Rosario asintió lentamente.
—Comprendemos.
—Y deseamos que todo se disponga para tu bien —añadió María Luisa con afecto.
Elena respiró con mayor firmeza, como quien ha dicho en voz alta una verdad que ya no admite vuelta atrás.
—Sea como fuere… hoy aún estamos aquí. Compremos algunas cosas dulces y regresemos a la hacienda. Tomaremos un chocolate.
Rosario asintió con una leve sonrisa.
—Eso suena mucho mejor que seguir hablando de despedidas.

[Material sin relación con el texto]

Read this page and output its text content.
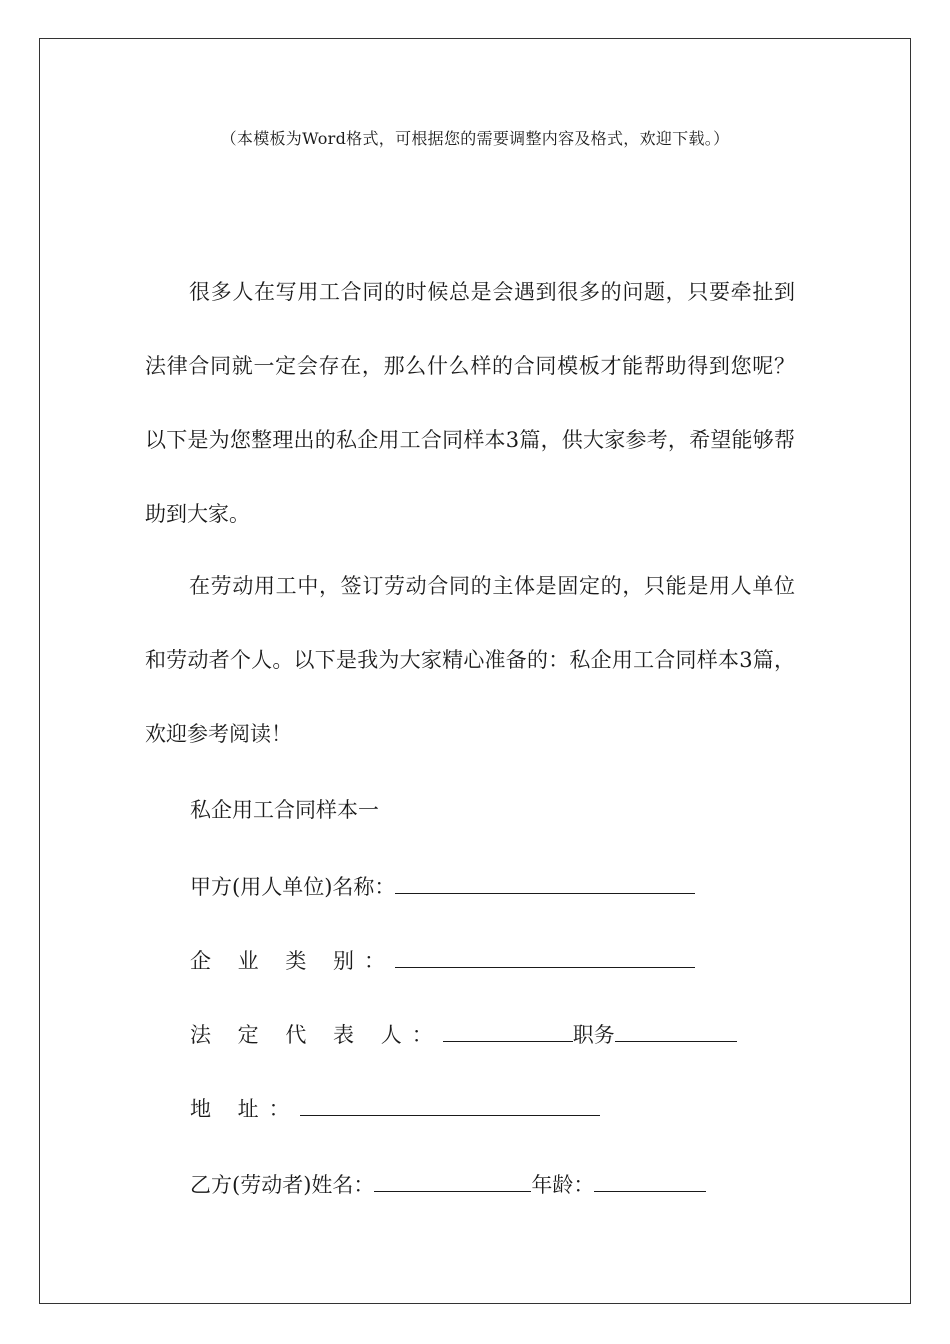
（本模板为Word格式，可根据您的需要调整内容及格式，欢迎下载。）

很多人在写用工合同的时候总是会遇到很多的问题，只要牵扯到法律合同就一定会存在，那么什么样的合同模板才能帮助得到您呢？以下是为您整理出的私企用工合同样本3篇，供大家参考，希望能够帮助到大家。

在劳动用工中，签订劳动合同的主体是固定的，只能是用人单位和劳动者个人。以下是我为大家精心准备的：私企用工合同样本3篇，欢迎参考阅读！

私企用工合同样本一
甲方(用人单位)名称：
企 业 类 别：
法 定 代 表 人：	职务
地 址：
乙方(劳动者)姓名：	年龄：
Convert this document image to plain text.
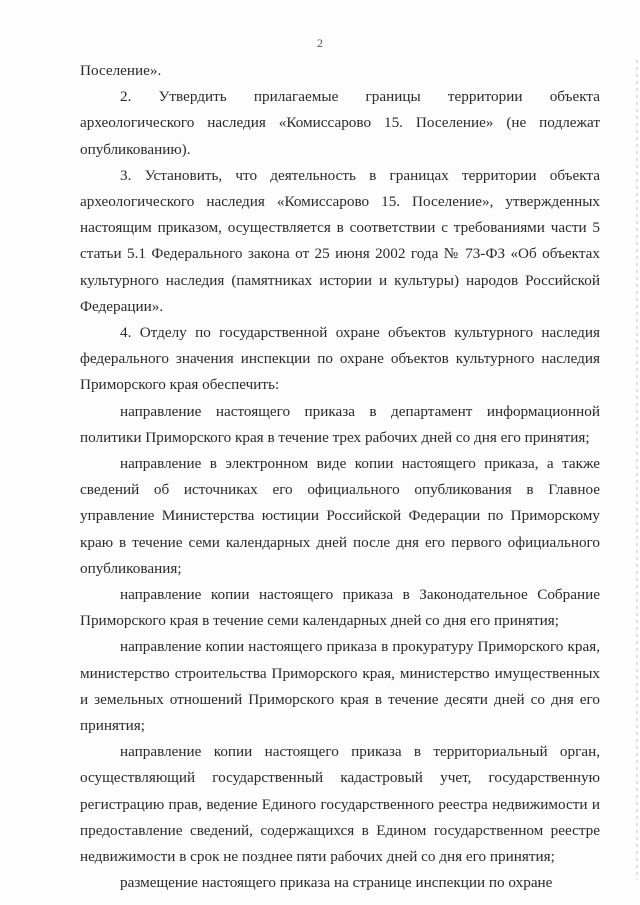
2

Поселение».

2. Утвердить прилагаемые границы территории объекта археологического наследия «Комиссарово 15. Поселение» (не подлежат опубликованию).

3. Установить, что деятельность в границах территории объекта археологического наследия «Комиссарово 15. Поселение», утвержденных настоящим приказом, осуществляется в соответствии с требованиями части 5 статьи 5.1 Федерального закона от 25 июня 2002 года № 73-ФЗ «Об объектах культурного наследия (памятниках истории и культуры) народов Российской Федерации».

4. Отделу по государственной охране объектов культурного наследия федерального значения инспекции по охране объектов культурного наследия Приморского края обеспечить:

направление настоящего приказа в департамент информационной политики Приморского края в течение трех рабочих дней со дня его принятия;

направление в электронном виде копии настоящего приказа, а также сведений об источниках его официального опубликования в Главное управление Министерства юстиции Российской Федерации по Приморскому краю в течение семи календарных дней после дня его первого официального опубликования;

направление копии настоящего приказа в Законодательное Собрание Приморского края в течение семи календарных дней со дня его принятия;

направление копии настоящего приказа в прокуратуру Приморского края, министерство строительства Приморского края, министерство имущественных и земельных отношений Приморского края в течение десяти дней со дня его принятия;

направление копии настоящего приказа в территориальный орган, осуществляющий государственный кадастровый учет, государственную регистрацию прав, ведение Единого государственного реестра недвижимости и предоставление сведений, содержащихся в Едином государственном реестре недвижимости в срок не позднее пяти рабочих дней со дня его принятия;

размещение настоящего приказа на странице инспекции по охране
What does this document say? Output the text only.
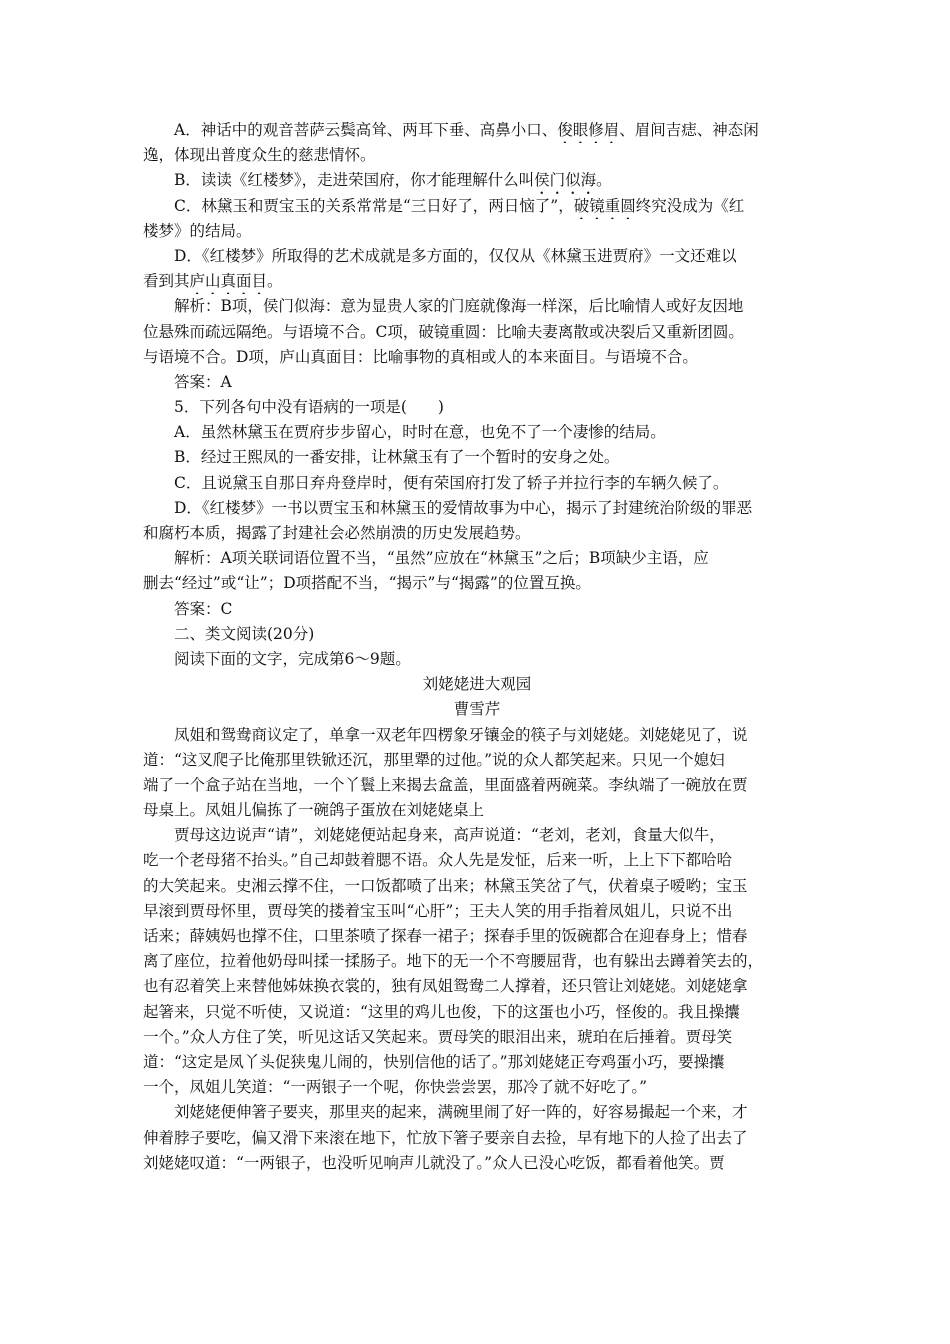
A．神话中的观音菩萨云鬓高耸、两耳下垂、高鼻小口、俊眼修眉、眉间吉痣、神态闲
逸，体现出普度众生的慈悲情怀。
B．读读《红楼梦》，走进荣国府，你才能理解什么叫侯门似海。
C．林黛玉和贾宝玉的关系常常是“三日好了，两日恼了”，破镜重圆终究没成为《红
楼梦》的结局。
D．《红楼梦》所取得的艺术成就是多方面的，仅仅从《林黛玉进贾府》一文还难以
看到其庐山真面目。
解析：B项，侯门似海：意为显贵人家的门庭就像海一样深，后比喻情人或好友因地
位悬殊而疏远隔绝。与语境不合。C项，破镜重圆：比喻夫妻离散或决裂后又重新团圆。
与语境不合。D项，庐山真面目：比喻事物的真相或人的本来面目。与语境不合。
答案：A
5．下列各句中没有语病的一项是(　　)
A．虽然林黛玉在贾府步步留心，时时在意，也免不了一个凄惨的结局。
B．经过王熙凤的一番安排，让林黛玉有了一个暂时的安身之处。
C．且说黛玉自那日弃舟登岸时，便有荣国府打发了轿子并拉行李的车辆久候了。
D．《红楼梦》一书以贾宝玉和林黛玉的爱情故事为中心，揭示了封建统治阶级的罪恶
和腐朽本质，揭露了封建社会必然崩溃的历史发展趋势。
解析：A项关联词语位置不当，“虽然”应放在“林黛玉”之后；B项缺少主语，应
删去“经过”或“让”；D项搭配不当，“揭示”与“揭露”的位置互换。
答案：C
二、类文阅读(20分)
阅读下面的文字，完成第6～9题。
刘姥姥进大观园
曹雪芹
凤姐和鸳鸯商议定了，单拿一双老年四楞象牙镶金的筷子与刘姥姥。刘姥姥见了，说
道：“这叉爬子比俺那里铁锨还沉，那里犟的过他。”说的众人都笑起来。只见一个媳妇
端了一个盒子站在当地，一个丫鬟上来揭去盒盖，里面盛着两碗菜。李纨端了一碗放在贾
母桌上。凤姐儿偏拣了一碗鸽子蛋放在刘姥姥桌上
贾母这边说声“请”，刘姥姥便站起身来，高声说道：“老刘，老刘，食量大似牛，
吃一个老母猪不抬头。”自己却鼓着腮不语。众人先是发怔，后来一听，上上下下都哈哈
的大笑起来。史湘云撑不住，一口饭都喷了出来；林黛玉笑岔了气，伏着桌子嗳哟；宝玉
早滚到贾母怀里，贾母笑的搂着宝玉叫“心肝”；王夫人笑的用手指着凤姐儿，只说不出
话来；薛姨妈也撑不住，口里茶喷了探春一裙子；探春手里的饭碗都合在迎春身上；惜春
离了座位，拉着他奶母叫揉一揉肠子。地下的无一个不弯腰屈背，也有躲出去蹲着笑去的，
也有忍着笑上来替他姊妹换衣裳的，独有凤姐鸳鸯二人撑着，还只管让刘姥姥。刘姥姥拿
起箸来，只觉不听使，又说道：“这里的鸡儿也俊，下的这蛋也小巧，怪俊的。我且操攮
一个。”众人方住了笑，听见这话又笑起来。贾母笑的眼泪出来，琥珀在后捶着。贾母笑
道：“这定是凤丫头促狭鬼儿闹的，快别信他的话了。”那刘姥姥正夸鸡蛋小巧，要操攮
一个，凤姐儿笑道：“一两银子一个呢，你快尝尝罢，那冷了就不好吃了。”
刘姥姥便伸箸子要夹，那里夹的起来，满碗里闹了好一阵的，好容易撮起一个来，才
伸着脖子要吃，偏又滑下来滚在地下，忙放下箸子要亲自去捡，早有地下的人捡了出去了
刘姥姥叹道：“一两银子，也没听见响声儿就没了。”众人已没心吃饭，都看着他笑。贾
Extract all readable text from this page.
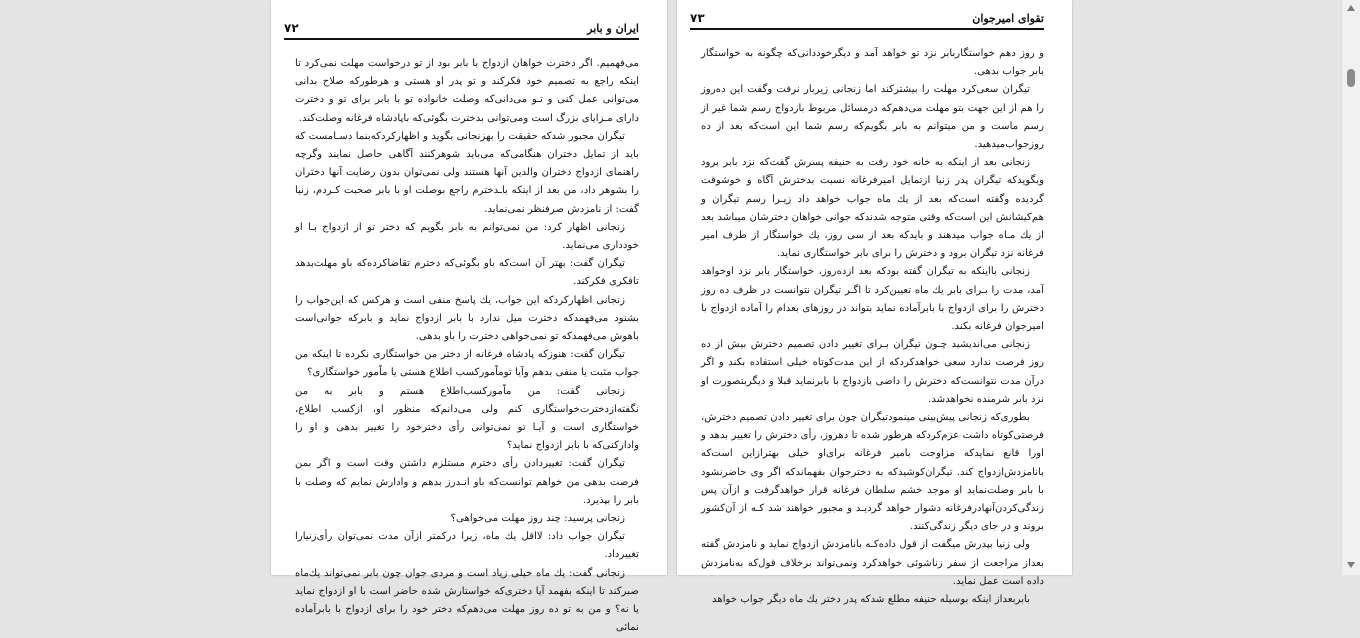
۷۲	ایران و بابر

می‌فهمیم. اگر دخترت خواهان ازدواج با بابر بود از تو درخواست مهلت نمی‌کرد تا اینکه راجع به تصمیم خود فکرکند و تو پدر او هستی و هرطورکه صلاح بدانی می‌توانی عمل کنی و تـو می‌دانی‌که وصلت خانواده تو با بابر برای تو و دخترت دارای مـزایای بزرگ است ومی‌توانی بدخترت بگوئی‌که باپادشاه فرغانه وصلت‌کند.

تیگران مجبور شدکه حقیقت را بهزنجانی بگوید و اظهارکردکه‌بنما دسـامست که باید از تمایل دختران هنگامی‌که می‌باید شوهرکنند آگاهی حاصل نمایند وگرچه راهنمای ازدواج دختران والدین آنها هستند ولی نمی‌توان بدون رضایت آنها دختران را بشوهر داد، من بعد از اینکه باـدخترم راجع بوصلت او با بابر صحبت کـردم، زنیا گفت: از نامزدش صرفنظر نمی‌نماید.

زنجانی اظهار کرد: من نمی‌توانم به بابر بگویم که دختر تو از ازدواج بـا او خودداری می‌نماید.

تیگران گفت: بهتر آن است‌که باو بگوئی‌که دخترم تقاضاکرده‌که باو مهلت‌بدهد تافکری فکرکند.

زنجانی اظهارکردکه این جواب، یك پاسخ منفی است و هرکس که این‌جواب را بشنود می‌فهمدکه دخترت میل ندارد با بابر ازدواج نماید و بابرکه جوانی‌است با‌هوش می‌فهمدکه تو نمی‌خواهی دخترت را باو بدهی.

تیگران گفت: هنوزکه پادشاه فرغانه از دختر من خواستگاری نکرده تا اینکه من جواب مثبت یا منفی بدهم وآیا توماًمورکسب اطلاع هستی یا ماًمور خواستگاری؟

زنجانی گفت: من ماًمورکسب‌اطلاع هستم و بابر به من نگفته‌ازدخترت‌خواستگاری کنم ولی می‌دانم‌که منظور او، ازکسب اطلاع، خواستگاری است و آیـا تو نمی‌توانی رأی دخترخود را تغییر بدهی و او را وادارکنی‌که با بابر ازدواج نماید؟

تیگران گفت: تغییردادن رأی دخترم مستلزم داشتن وقت است و اگر بمن فرصت بدهی من خواهم توانست‌که باو انـدرز بدهم و وادارش نمایم که وصلت با بابر را بپذیرد.

زنجانی پرسید: چند روز مهلت می‌خواهی؟

تیگران جواب داد: لااقل یك ماه، زیرا درکمتر ازآن مدت نمی‌توان رأی‌زنیارا تغییرداد.

زنجانی گفت: یك ماه خیلی زیاد است و مردی جوان چون بابر نمی‌تواند یك‌ماه صبرکند تا اینکه بفهمد آیا دختری‌که خواستارش شده حاضر است با او ازدواج نماید یا نه؟ و من به تو ده روز مهلت می‌دهم‌که دختر خود را برای ازدواج با بابرآماده نمائی

۷۳	تقوای امیرجوان

و روز دهم خواستگاربابر نزد تو خواهد آمد و دیگرخوددانی‌که چگونه به خواستگار بابر جواب بدهی.

تیگران سعی‌کرد مهلت را بیشترکند اما زنجانی زیربار نرفت وگفت این ده‌روز را هم از این جهت بتو مهلت می‌دهم‌که درمسائل مربوط بازدواج رسم شما غیر از رسم ماست و من میتوانم به بابر بگویم‌که رسم شما این است‌که بعد از ده روزجواب‌میدهید.

زنجانی بعد از اینکه به خانه خود رفت به حنیفه پسرش گفت‌که نزد بابر برود وبگویدکه تیگران پدر زنیا ازتمایل امیرفرغانه نسبت بدخترش آگاه و خوشوقت گردیده وگفته است‌که بعد از یك ماه جواب خواهد داد زیـرا رسم تیگران و هم‌کیشانش این است‌که وقتی متوجه شدندکه جوانی خواهان دخترشان میباشد بعد از یك مـاه جواب میدهند و بایدکه بعد از سی روز، یك خواستگار از طرف امیر فرغانه نزد تیگران برود و دخترش را برای بابر خواستگاری نماید.

زنجانی بااینکه به تیگران گفته بودکه بعد ازده‌روز، خواستگار بابر نزد اوخواهد آمد، مدت را بـرای بابر یك ماه تعیین‌کرد تا اگـر تیگران نتوانست در ظرف ده روز دخترش را برای ازدواج با بابرآماده نماید بتواند در روزهای بعدام را آماده ازدواج با امیرجوان فرغانه بکند.

زنجانی می‌اندیشید چـون تیگران بـرای تغییر دادن تصمیم دخترش بیش از ده روز فرصت ندارد سعی خواهدکردکه از این مدت‌کوتاه خیلی استفاده بکند و اگر درآن مدت نتوانست‌که دخترش را داضی بازدواج با بابرنماید قبلا و دیگربتصورت او نزد بابر شرمنده نخواهدشد.

بطوری‌که زنجانی پیش‌بینی مینمودتیگران چون برای تغییر دادن تصمیم دخترش، فرصتی‌کوتاه داشت عزم‌کردکه هرطور شده تا دهروز، رأی دخترش را تغییر بدهد و اورا قانع نمایدکه مزاوجت بامیر فرغانه برای‌او خیلی بهترازاین است‌که بانامزدش‌ازدواج کند. تیگران‌کوشیدکه به دخترجوان بفهماندکه اگر وی حاضرنشود با بابر وصلت‌نماید او موجد خشم سلطان فرغانه قرار خواهدگرفت و ازآن پس زندگی‌کردن‌آنهادرفرغانه دشوار خواهد گردیـد و مجبور خواهند شد کـه از آن‌کشور بروند و در جای دیگر زندگی‌کنند.

ولی زنیا بپدرش میگفت از قول داده‌کـه بانامزدش ازدواج نماید و نامزدش گفته بعداز مراجعت از سفر زناشوئی خواهدکرد ونمی‌تواند برخلاف قول‌که به‌نامزدش داده است عمل نماید.

بابربعداز اینکه بوسیله حنیفه مطلع شدکه پدر دختر یك ماه دیگر جواب خواهد
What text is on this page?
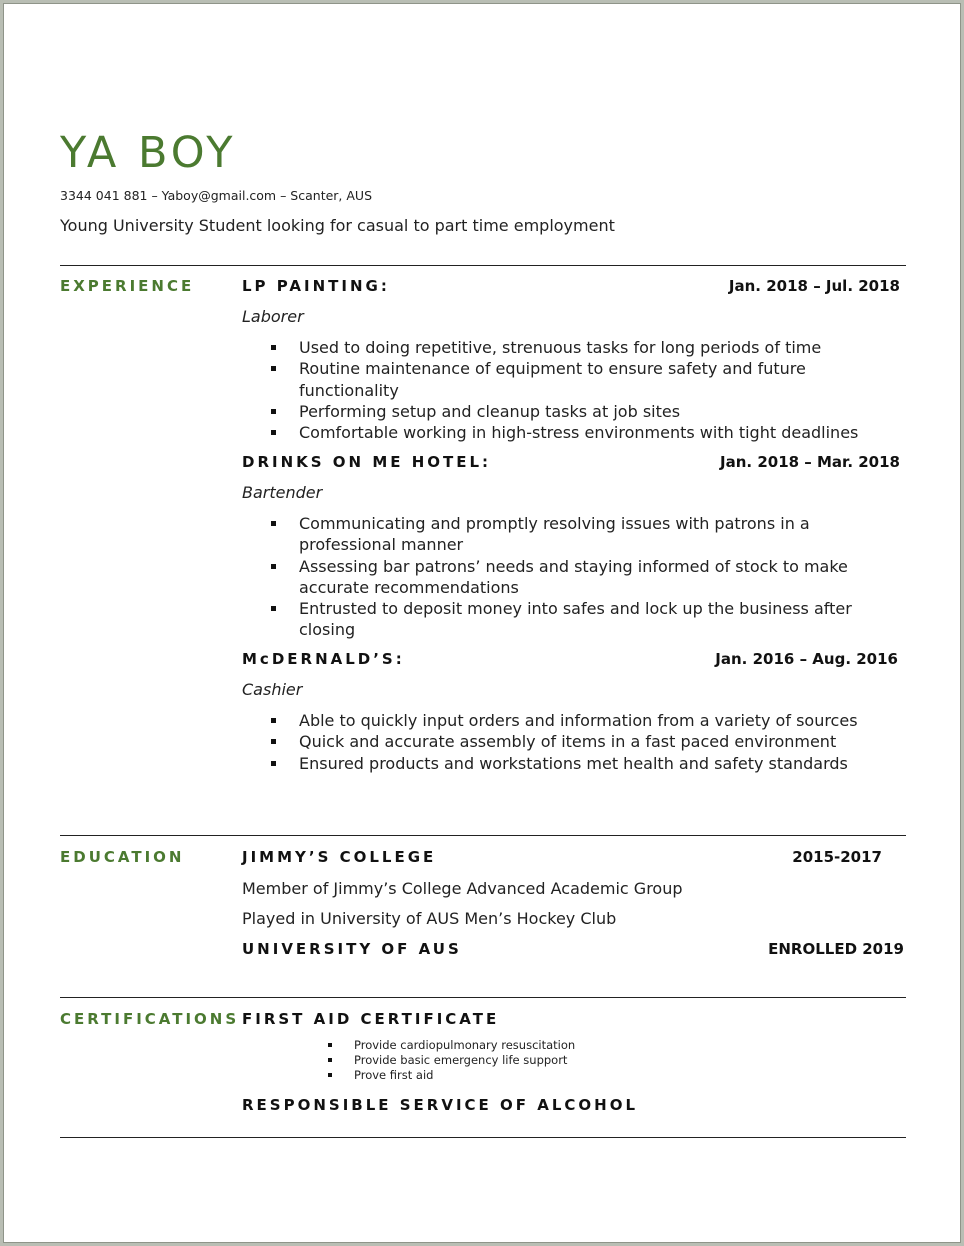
YA BOY
3344 041 881 – Yaboy@gmail.com – Scanter, AUS
Young University Student looking for casual to part time employment
EXPERIENCE	LP PAINTING:	Jan. 2018 – Jul. 2018
Laborer
Used to doing repetitive, strenuous tasks for long periods of time
Routine maintenance of equipment to ensure safety and future functionality
Performing setup and cleanup tasks at job sites
Comfortable working in high-stress environments with tight deadlines
DRINKS ON ME HOTEL:	Jan. 2018 – Mar. 2018
Bartender
Communicating and promptly resolving issues with patrons in a professional manner
Assessing bar patrons’ needs and staying informed of stock to make accurate recommendations
Entrusted to deposit money into safes and lock up the business after closing
McDERNALD’S:	Jan. 2016 – Aug. 2016
Cashier
Able to quickly input orders and information from a variety of sources
Quick and accurate assembly of items in a fast paced environment
Ensured products and workstations met health and safety standards
EDUCATION	JIMMY’S COLLEGE	2015-2017
Member of Jimmy’s College Advanced Academic Group
Played in University of AUS Men’s Hockey Club
UNIVERSITY OF AUS	ENROLLED 2019
CERTIFICATIONS FIRST AID CERTIFICATE
Provide cardiopulmonary resuscitation
Provide basic emergency life support
Prove first aid
RESPONSIBLE SERVICE OF ALCOHOL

María Luisa enlazó su brazo con el de Elena.
—Sí. Un buen chocolate siempre ayuda a ordenar el corazón.
Y así, entre frutas confitadas, bizcochos y almendras azucaradas, emprendieron el regreso, mientras la tarde caía lentamente sobre San Capistrano.
Cuando llegaron a la hacienda, Rosario y María Luisa se sentaron en la mesa de piedra del patio. Crescencia anunció que en breve servirían el café. El aire de la tarde traía olor a tierra tibia y a hojas recién regadas.
Elena permaneció de pie unos segundos, sosteniendo el ramo de romneya.
—¿Me disculpan un momento, por favor? Debo poner las flores en agua antes de que se marchiten.
Ambas asintieron sin darle mayor importancia. Rosario retomó la conversación casi de inmediato; María Luisa la escuchaba con atención, aunque su mirada se desvió un instante hacia Elena, como si percibiera algo más en ese gesto.